A titre d’exemple, lors des deux jours passés en Espagne, le double champion du monde Moto2 a non seulement ouvert la piste gracieusement à la dizaine de pilotes suivants, mais s’est attaché à mieux connaître et conseiller chacun d’entre eux.
1. Barry Baltus : #7
(Moto2)
2. Lucas Mahias : #44
(WorldSSP)
3. David Da Costa : #72 (Rookies Cup, ETC, Équipe
de France)
4. Enzo Bellon : #33 (ETC, Équipe
de France)
5. Gabriel Piot : #10 ou 54 (ETC, Équipe de
France)
6. Remy Sanjuan : #99 ou 26 (ETC)
7. Ludovic Rizza : #189 (FSBK 1000)
8. Bartholomé Perrin : #39 (FSBK SSP 600)

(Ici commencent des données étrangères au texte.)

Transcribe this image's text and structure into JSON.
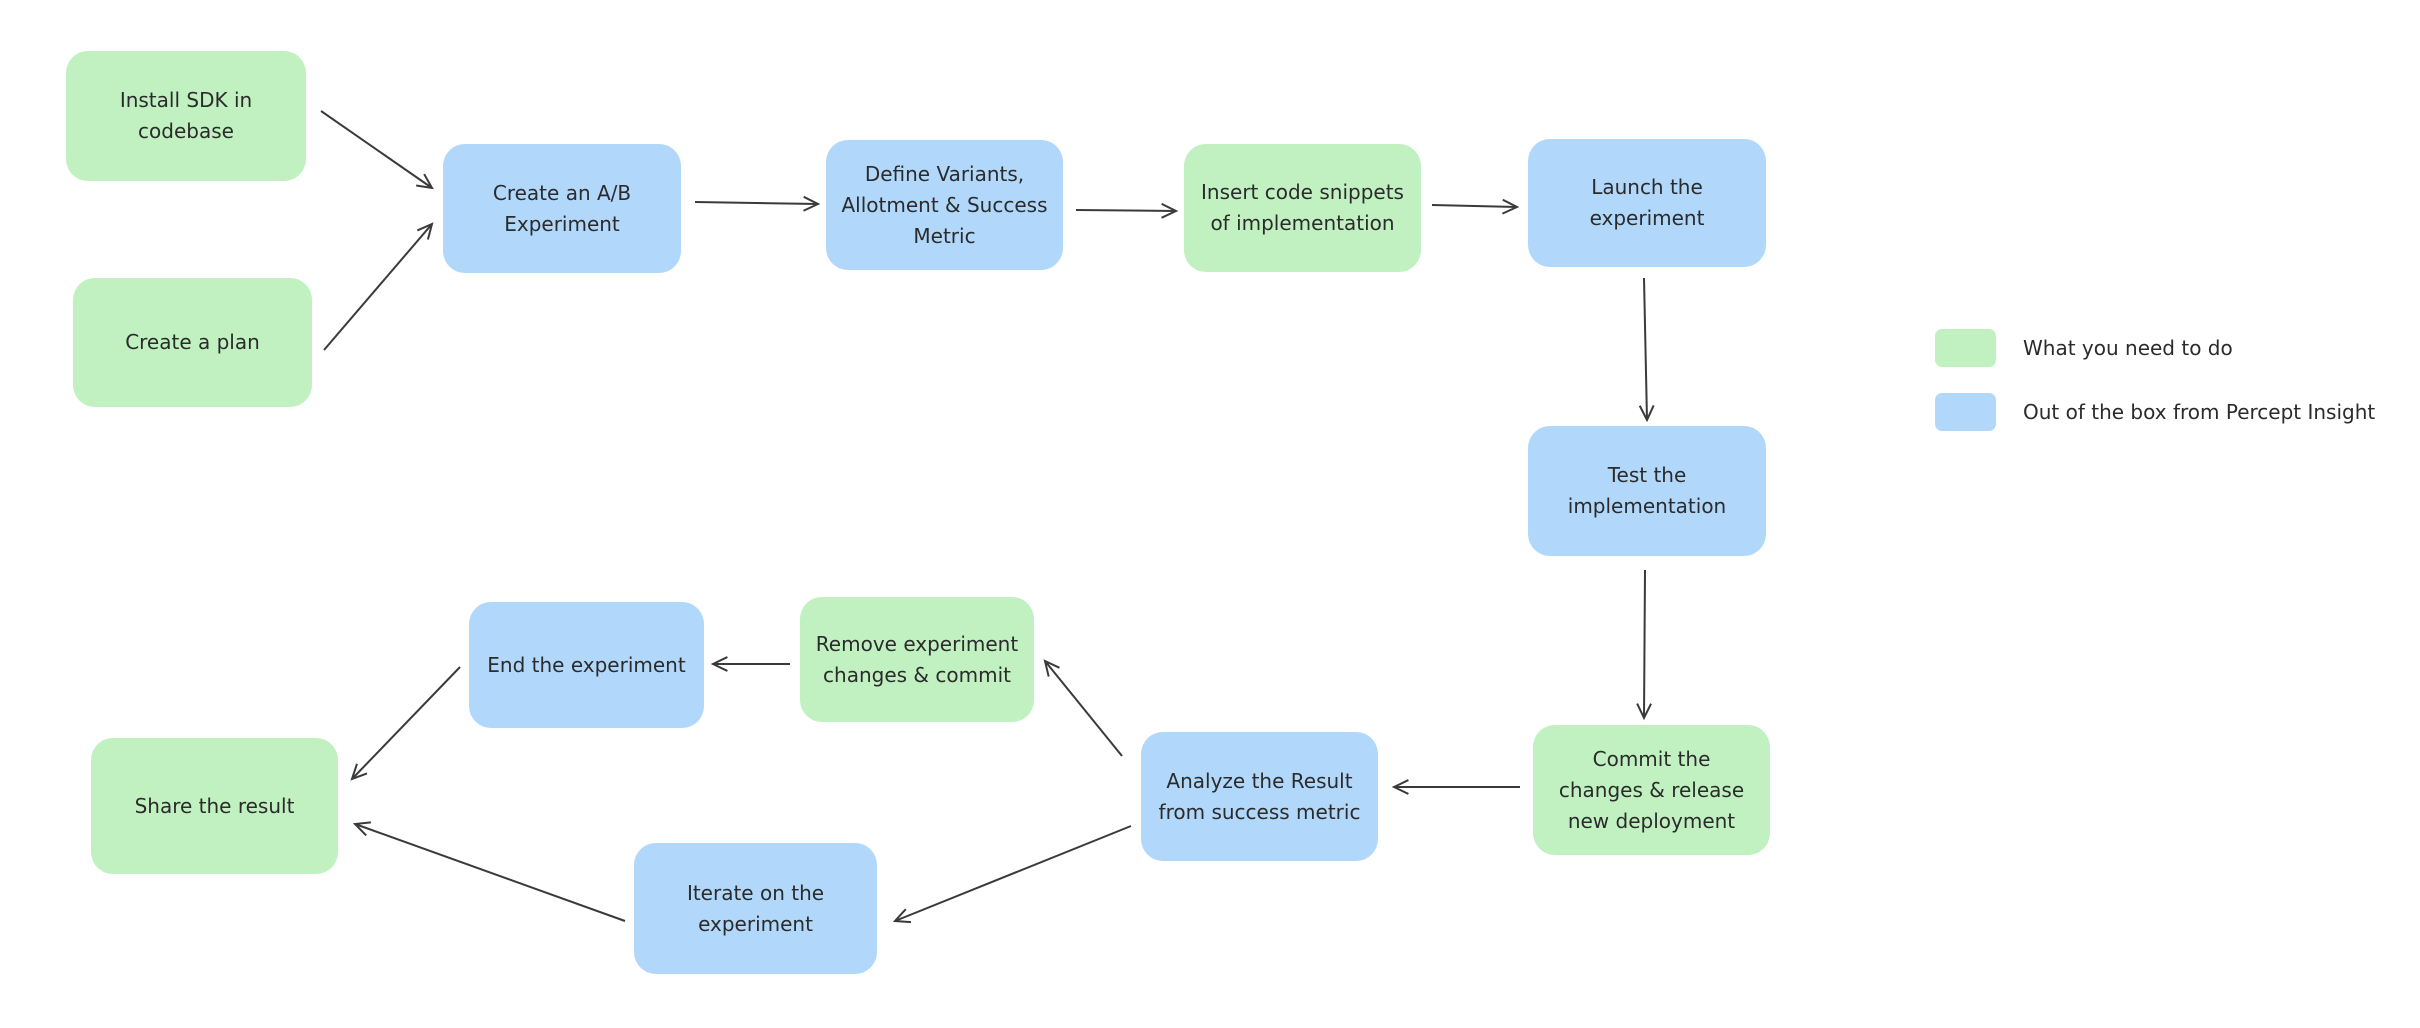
{
  "colors": {
    "user_task": "#c1f1c1",
    "percept_task": "#b1d8fb",
    "arrow": "#3a3a3a"
  },
  "nodes": {
    "install_sdk": "Install SDK in codebase",
    "create_plan": "Create a plan",
    "create_ab": "Create an A/B Experiment",
    "define_variants": "Define Variants, Allotment & Success Metric",
    "insert_code": "Insert code snippets of implementation",
    "launch": "Launch the experiment",
    "test": "Test the implementation",
    "commit": "Commit the changes & release new deployment",
    "analyze": "Analyze the Result from success metric",
    "remove": "Remove experiment changes & commit",
    "end": "End the experiment",
    "share": "Share the result",
    "iterate": "Iterate on the experiment"
  },
  "edges": [
    [
      "install_sdk",
      "create_ab"
    ],
    [
      "create_plan",
      "create_ab"
    ],
    [
      "create_ab",
      "define_variants"
    ],
    [
      "define_variants",
      "insert_code"
    ],
    [
      "insert_code",
      "launch"
    ],
    [
      "launch",
      "test"
    ],
    [
      "test",
      "commit"
    ],
    [
      "commit",
      "analyze"
    ],
    [
      "analyze",
      "remove"
    ],
    [
      "remove",
      "end"
    ],
    [
      "end",
      "share"
    ],
    [
      "analyze",
      "iterate"
    ],
    [
      "iterate",
      "share"
    ]
  ],
  "legend": {
    "user_task": "What you need to do",
    "percept_task": "Out of the box from Percept Insight"
  }
}
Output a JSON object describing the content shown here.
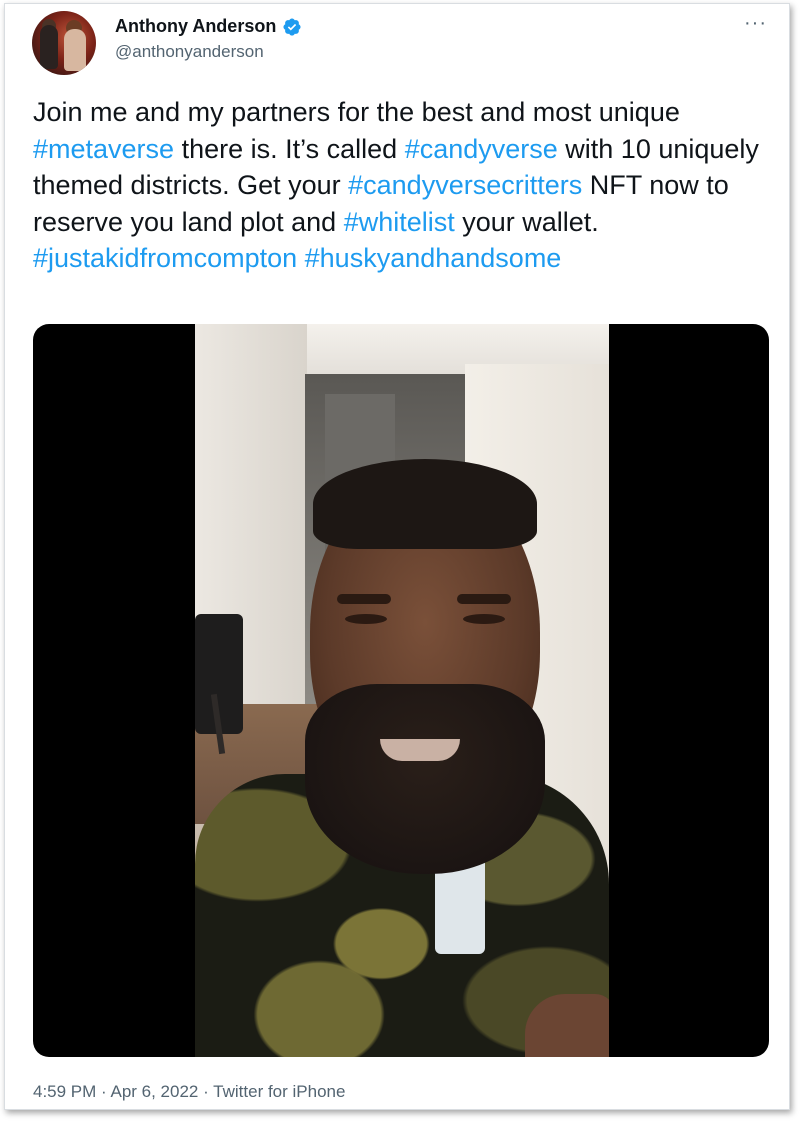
{
  "tweet": {
    "author": {
      "name": "Anthony Anderson",
      "handle": "@anthonyanderson",
      "verified_icon": "verified-badge-icon",
      "avatar": "avatar-photo"
    },
    "more_icon": "more-options-icon",
    "more_label": "···",
    "text": {
      "s1": "Join me and my partners for the best and most unique ",
      "t1": "#metaverse",
      "s2": " there is. It’s called ",
      "t2": "#candyverse",
      "s3": " with 10 uniquely themed districts. Get your ",
      "t3": "#candyversecritters",
      "s4": " NFT now to reserve you land plot and ",
      "t4": "#whitelist",
      "s5": " your wallet. ",
      "t5": "#justakidfromcompton",
      "s6": " ",
      "t6": "#huskyandhandsome"
    },
    "media": "video-thumbnail",
    "meta": "4:59 PM · Apr 6, 2022 · Twitter for iPhone"
  },
  "colors": {
    "link": "#1d9bf0",
    "text": "#0f1419",
    "secondary": "#536471",
    "verified": "#1d9bf0"
  }
}
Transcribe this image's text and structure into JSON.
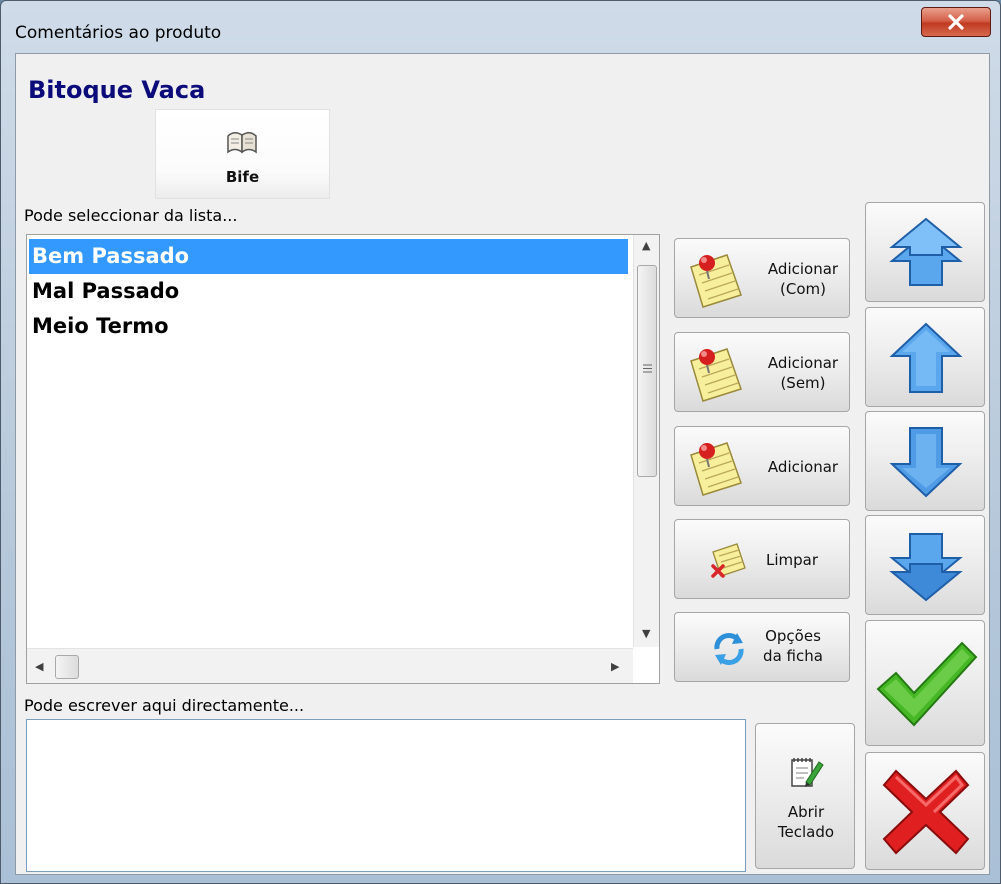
{
  "window": {
    "title": "Comentários ao produto"
  },
  "product": {
    "name": "Bitoque Vaca"
  },
  "category_button": {
    "label": "Bife"
  },
  "list": {
    "caption": "Pode seleccionar da lista...",
    "items": [
      "Bem Passado",
      "Mal Passado",
      "Meio Termo"
    ],
    "selected_index": 0
  },
  "free_text": {
    "caption": "Pode escrever aqui directamente...",
    "value": ""
  },
  "actions": {
    "add_with": [
      "Adicionar",
      "(Com)"
    ],
    "add_without": [
      "Adicionar",
      "(Sem)"
    ],
    "add": "Adicionar",
    "clear": "Limpar",
    "sheet_options": [
      "Opções",
      "da ficha"
    ],
    "open_keyboard": [
      "Abrir",
      "Teclado"
    ]
  },
  "icons": {
    "close": "close-icon",
    "book": "book-icon",
    "note": "pinned-note-icon",
    "clear": "clear-note-icon",
    "refresh": "refresh-icon",
    "keyboard": "notepad-pencil-icon",
    "first": "double-up-arrow-icon",
    "up": "up-arrow-icon",
    "down": "down-arrow-icon",
    "last": "double-down-arrow-icon",
    "ok": "check-icon",
    "cancel": "cross-icon"
  },
  "colors": {
    "selection": "#3399ff",
    "title": "#0b0b7a",
    "arrow": "#2f7fd6",
    "check": "#3fb21e",
    "cross": "#d01010"
  }
}
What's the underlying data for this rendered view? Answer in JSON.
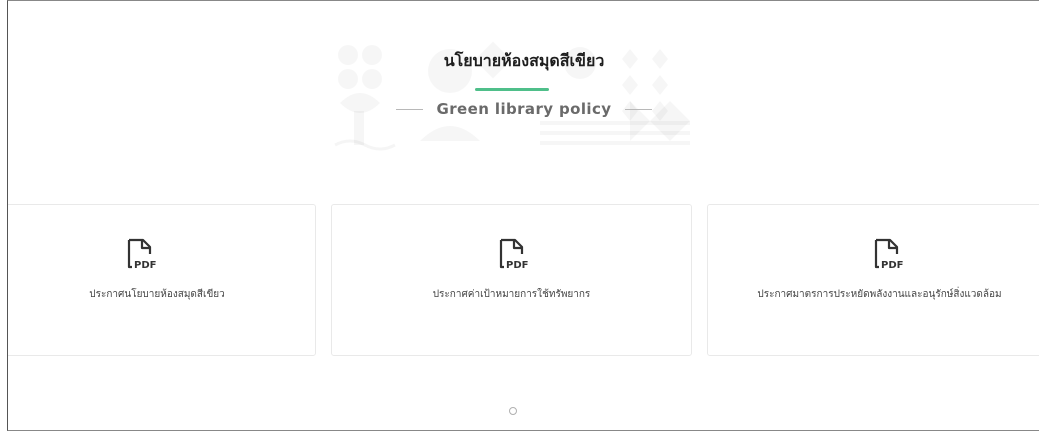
{
  "section": {
    "title_th": "นโยบายห้องสมุดสีเขียว",
    "subtitle_en": "Green library policy",
    "accent_color": "#4fbf8a"
  },
  "documents": [
    {
      "icon": "pdf-file-icon",
      "icon_text": "PDF",
      "label": "ประกาศนโยบายห้องสมุดสีเขียว"
    },
    {
      "icon": "pdf-file-icon",
      "icon_text": "PDF",
      "label": "ประกาศค่าเป้าหมายการใช้ทรัพยากร"
    },
    {
      "icon": "pdf-file-icon",
      "icon_text": "PDF",
      "label": "ประกาศมาตรการประหยัดพลังงานและอนุรักษ์สิ่งแวดล้อม"
    }
  ],
  "pagination": {
    "pages": 1,
    "current": 1
  }
}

9. Diego Poncet : #36 (FSBK SSP 600)
10. Antoine Nativi : #27 (NTC)
Alors, Johann Zarco pourrait-il endosser le surnom de « Professeur » qui nous fait immanquablement à un autre pilote français de légende ? A vous de juger…
Alors ce qui est surprenant aussi de l’extérieur, et on
ne parle pas des belles bourres que tu t’es tirées avec Barry
Baltus, hier tu as passé beaucoup de temps avec les jeunes, jusqu’à
la nuit tombée. Tu leur as partagé un peu de ton expérience et
prodigué tes conseils…
“Ouais, mais je n’ai
pas passé assez de temps avec eux en piste (ndlr: il l’a fait très
très largement le lendemain), mais il y a aussi Alexis Masbou qui
les encadraient. Et bon, j’avoue, je roulais aussi pour moi, et si
après je pouvais les voir de temps en temps je restais un tour
derrière, mais du coup je n’ai pas pu faire ça avec les 5 jeunes
pilotes aujourd’hui. Mais oui, ensuite le soir j’ai commencé un peu
à discuter, et je vois qu’en fait quand je commence à parler de ça,
je ne m’arrête plus près. Presque, je leur dis trop d’infos pour
des jeunes déjà, mais je me lance dans la discussion pour un peu
leur faire comprendre qu’il n’y a pas vraiment de limite. Si on
réfléchit bien, on peut aller très
loin.”
Au-delà des conseils qui sur le pilotage, tu leur a
parlé un petit peu aussi de comment gérer leur budget, comment
investir correctement dans des pneus pour peut-être économiser par
la suite…
Oui, c’est clair.
Pendant cette discussion d’une heure jusqu’à ce que la nuit tombe,
alors que j’étais toujours en cuir et que je commençais même à
avoir froid parce que j’avais transpiré dans le cuir, c’est
Rémi (Sanjuan) qui me demande ”tiens, j’ai un peu de sous, je vais
me payer avec mes sous une 250YZ pour me la faire en flat track”.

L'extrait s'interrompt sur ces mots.